Beim Maisexport rückt der Kursverfall der argentinischen Währung in den Fokus. Der Peso büßte innerhalb vier Wochen 23 % Wertverlust ein, auch Brasiliens Währung ging um mehr als 6 % zurück. Dadurch kann Argentinien extrem günstig Mais exportieren. Dies zwingt Exporteure in den USA und in der Ukraine zu aggressiven Preisangeboten, meinte der US-Handel. Dabei erreichten die brasilianischen Maisexporte in der ersten Augustdekade 2,94 Mio. mt, im Vergleich zu 0,8 Mio. mt im Vorjahr. Damit könnte das Exportergebnis von Juli mit 6,32 Mio. mt Exporten noch deutlich übertreffen werden.

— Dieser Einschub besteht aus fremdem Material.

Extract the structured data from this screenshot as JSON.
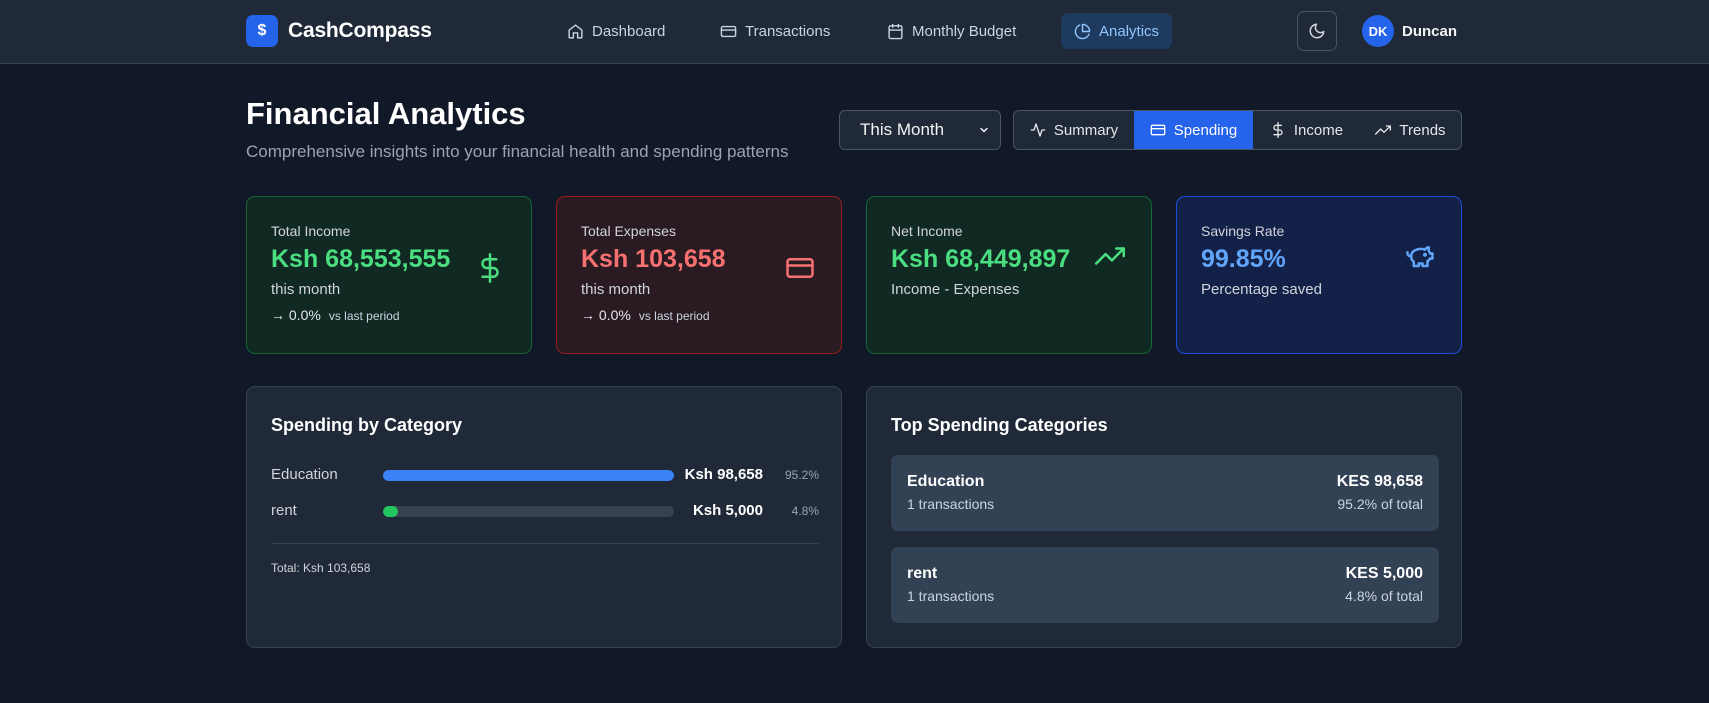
{
  "nav": {
    "brand": "CashCompass",
    "brand_logo_symbol": "$",
    "links": [
      {
        "label": "Dashboard",
        "icon": "home-icon"
      },
      {
        "label": "Transactions",
        "icon": "credit-card-icon"
      },
      {
        "label": "Monthly Budget",
        "icon": "calendar-icon"
      },
      {
        "label": "Analytics",
        "icon": "pie-chart-icon",
        "active": true
      }
    ],
    "theme_toggle_icon": "moon-icon",
    "user": {
      "initials": "DK",
      "name": "Duncan"
    }
  },
  "header": {
    "title": "Financial Analytics",
    "subtitle": "Comprehensive insights into your financial health and spending patterns"
  },
  "controls": {
    "period": "This Month",
    "period_options": [
      "This Month"
    ],
    "tabs": [
      {
        "label": "Summary",
        "icon": "activity-icon"
      },
      {
        "label": "Spending",
        "icon": "credit-card-icon",
        "active": true
      },
      {
        "label": "Income",
        "icon": "dollar-icon"
      },
      {
        "label": "Trends",
        "icon": "trending-up-icon"
      }
    ]
  },
  "stats": {
    "income": {
      "label": "Total Income",
      "value": "Ksh 68,553,555",
      "sub": "this month",
      "change": "→ 0.0%",
      "vs": "vs last period",
      "icon": "dollar-icon",
      "color": "#4ade80"
    },
    "expenses": {
      "label": "Total Expenses",
      "value": "Ksh 103,658",
      "sub": "this month",
      "change": "→ 0.0%",
      "vs": "vs last period",
      "icon": "credit-card-icon",
      "color": "#f87171"
    },
    "net": {
      "label": "Net Income",
      "value": "Ksh 68,449,897",
      "sub": "Income - Expenses",
      "icon": "trending-up-icon",
      "color": "#4ade80"
    },
    "savings": {
      "label": "Savings Rate",
      "value": "99.85%",
      "sub": "Percentage saved",
      "icon": "piggy-bank-icon",
      "color": "#60a5fa"
    }
  },
  "spending_by_category": {
    "title": "Spending by Category",
    "items": [
      {
        "name": "Education",
        "amount": "Ksh 98,658",
        "pct": "95.2%",
        "fraction": 1.0,
        "color": "#3b82f6"
      },
      {
        "name": "rent",
        "amount": "Ksh 5,000",
        "pct": "4.8%",
        "fraction": 0.05,
        "color": "#22c55e"
      }
    ],
    "total": "Total: Ksh 103,658"
  },
  "top_spending": {
    "title": "Top Spending Categories",
    "items": [
      {
        "name": "Education",
        "count": "1 transactions",
        "amount": "KES 98,658",
        "share": "95.2% of total"
      },
      {
        "name": "rent",
        "count": "1 transactions",
        "amount": "KES 5,000",
        "share": "4.8% of total"
      }
    ]
  }
}
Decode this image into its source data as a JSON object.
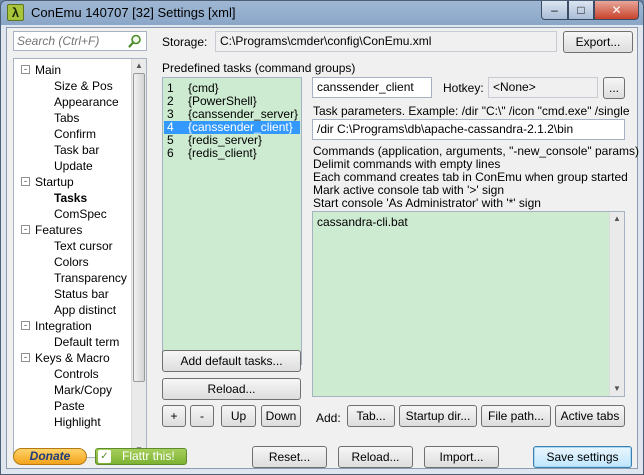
{
  "window": {
    "title": "ConEmu 140707 [32] Settings [xml]",
    "icon_glyph": "λ",
    "buttons": {
      "minimize": "‒",
      "maximize": "□",
      "close": "✕"
    }
  },
  "search": {
    "placeholder": "Search (Ctrl+F)"
  },
  "tree": [
    {
      "label": "Main",
      "level": 0,
      "expander": "-"
    },
    {
      "label": "Size & Pos",
      "level": 1
    },
    {
      "label": "Appearance",
      "level": 1
    },
    {
      "label": "Tabs",
      "level": 1
    },
    {
      "label": "Confirm",
      "level": 1
    },
    {
      "label": "Task bar",
      "level": 1
    },
    {
      "label": "Update",
      "level": 1
    },
    {
      "label": "Startup",
      "level": 0,
      "expander": "-"
    },
    {
      "label": "Tasks",
      "level": 1,
      "selected": true
    },
    {
      "label": "ComSpec",
      "level": 1
    },
    {
      "label": "Features",
      "level": 0,
      "expander": "-"
    },
    {
      "label": "Text cursor",
      "level": 1
    },
    {
      "label": "Colors",
      "level": 1
    },
    {
      "label": "Transparency",
      "level": 1
    },
    {
      "label": "Status bar",
      "level": 1
    },
    {
      "label": "App distinct",
      "level": 1
    },
    {
      "label": "Integration",
      "level": 0,
      "expander": "-"
    },
    {
      "label": "Default term",
      "level": 1
    },
    {
      "label": "Keys & Macro",
      "level": 0,
      "expander": "-"
    },
    {
      "label": "Controls",
      "level": 1
    },
    {
      "label": "Mark/Copy",
      "level": 1
    },
    {
      "label": "Paste",
      "level": 1
    },
    {
      "label": "Highlight",
      "level": 1
    }
  ],
  "storage": {
    "label": "Storage:",
    "path": "C:\\Programs\\cmder\\config\\ConEmu.xml",
    "export_button": "Export..."
  },
  "tasks": {
    "group_label": "Predefined tasks (command groups)",
    "items": [
      {
        "num": "1",
        "name": "{cmd}"
      },
      {
        "num": "2",
        "name": "{PowerShell}"
      },
      {
        "num": "3",
        "name": "{canssender_server}"
      },
      {
        "num": "4",
        "name": "{canssender_client}",
        "selected": true
      },
      {
        "num": "5",
        "name": "{redis_server}"
      },
      {
        "num": "6",
        "name": "{redis_client}"
      }
    ],
    "name_value": "canssender_client",
    "hotkey_label": "Hotkey:",
    "hotkey_value": "<None>",
    "hotkey_button": "...",
    "params_label": "Task parameters. Example: /dir \"C:\\\" /icon \"cmd.exe\" /single",
    "params_value": "/dir C:\\Programs\\db\\apache-cassandra-2.1.2\\bin",
    "commands_desc": [
      "Commands (application, arguments, \"-new_console\" params)",
      "Delimit commands with empty lines",
      "Each command creates tab in ConEmu when group started",
      "Mark active console tab with '>' sign",
      "Start console 'As Administrator' with '*' sign"
    ],
    "commands_value": "cassandra-cli.bat",
    "add_default_button": "Add default tasks...",
    "reload_button": "Reload...",
    "plus_button": "+",
    "minus_button": "-",
    "up_button": "Up",
    "down_button": "Down",
    "add_label": "Add:",
    "tab_button": "Tab...",
    "startup_dir_button": "Startup dir...",
    "file_path_button": "File path...",
    "active_tabs_button": "Active tabs"
  },
  "footer": {
    "donate": "Donate",
    "flattr": "Flattr this!",
    "reset": "Reset...",
    "reload": "Reload...",
    "import": "Import...",
    "save": "Save settings"
  }
}
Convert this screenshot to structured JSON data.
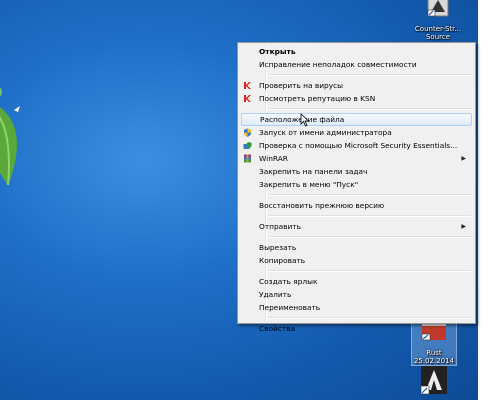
{
  "desktop_icons": [
    {
      "label": "Counter-Str... Source",
      "icon": "counter-strike-icon"
    },
    {
      "label": "Rust 25.02.2014",
      "icon": "rust-shortcut-icon"
    },
    {
      "label": "",
      "icon": "assassins-creed-icon"
    }
  ],
  "menu": {
    "items": [
      {
        "label": "Открыть",
        "bold": true,
        "icon": ""
      },
      {
        "label": "Исправление неполадок совместимости",
        "icon": ""
      },
      {
        "sep": true
      },
      {
        "label": "Проверить на вирусы",
        "icon": "kaspersky-icon"
      },
      {
        "label": "Посмотреть репутацию в KSN",
        "icon": "kaspersky-icon"
      },
      {
        "sep": true
      },
      {
        "label": "Расположение файла",
        "icon": "",
        "highlighted": true
      },
      {
        "label": "Запуск от имени администратора",
        "icon": "uac-shield-icon"
      },
      {
        "label": "Проверка с помощью Microsoft Security Essentials...",
        "icon": "security-essentials-icon"
      },
      {
        "label": "WinRAR",
        "icon": "winrar-icon",
        "submenu": true
      },
      {
        "label": "Закрепить на панели задач",
        "icon": ""
      },
      {
        "label": "Закрепить в меню \"Пуск\"",
        "icon": ""
      },
      {
        "sep": true
      },
      {
        "label": "Восстановить прежнюю версию",
        "icon": ""
      },
      {
        "sep": true
      },
      {
        "label": "Отправить",
        "icon": "",
        "submenu": true
      },
      {
        "sep": true
      },
      {
        "label": "Вырезать",
        "icon": ""
      },
      {
        "label": "Копировать",
        "icon": ""
      },
      {
        "sep": true
      },
      {
        "label": "Создать ярлык",
        "icon": ""
      },
      {
        "label": "Удалить",
        "icon": ""
      },
      {
        "label": "Переименовать",
        "icon": ""
      },
      {
        "sep": true
      },
      {
        "label": "Свойства",
        "icon": ""
      }
    ]
  },
  "colors": {
    "desktop_blue": "#1f6fc8",
    "menu_bg": "#f0f0f0",
    "highlight_border": "#aecff7",
    "kaspersky_red": "#d8222a"
  }
}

In Westeuropa gab Mais am Kassamarkt weiter nach. Dabei wurden in Frankreich nur noch 164 EUR/mt FOB Bordeaux mitgeteilt. Am Oberrhein kostete Körnermais 183 EUR/mt, am Niederrhein 185 EUR/mt FRANKO Verarbeiter. Am Schwarzmeer blieb der Exportpreis für ukrainischen Mais bei 142,90 EUR/mt CPT Ukraine stehen. Regen und Abkühlung unterstützen bessere Wachstumsbedingungen für europäischen Mais.
Mais-Kassakurse (Fronttermin)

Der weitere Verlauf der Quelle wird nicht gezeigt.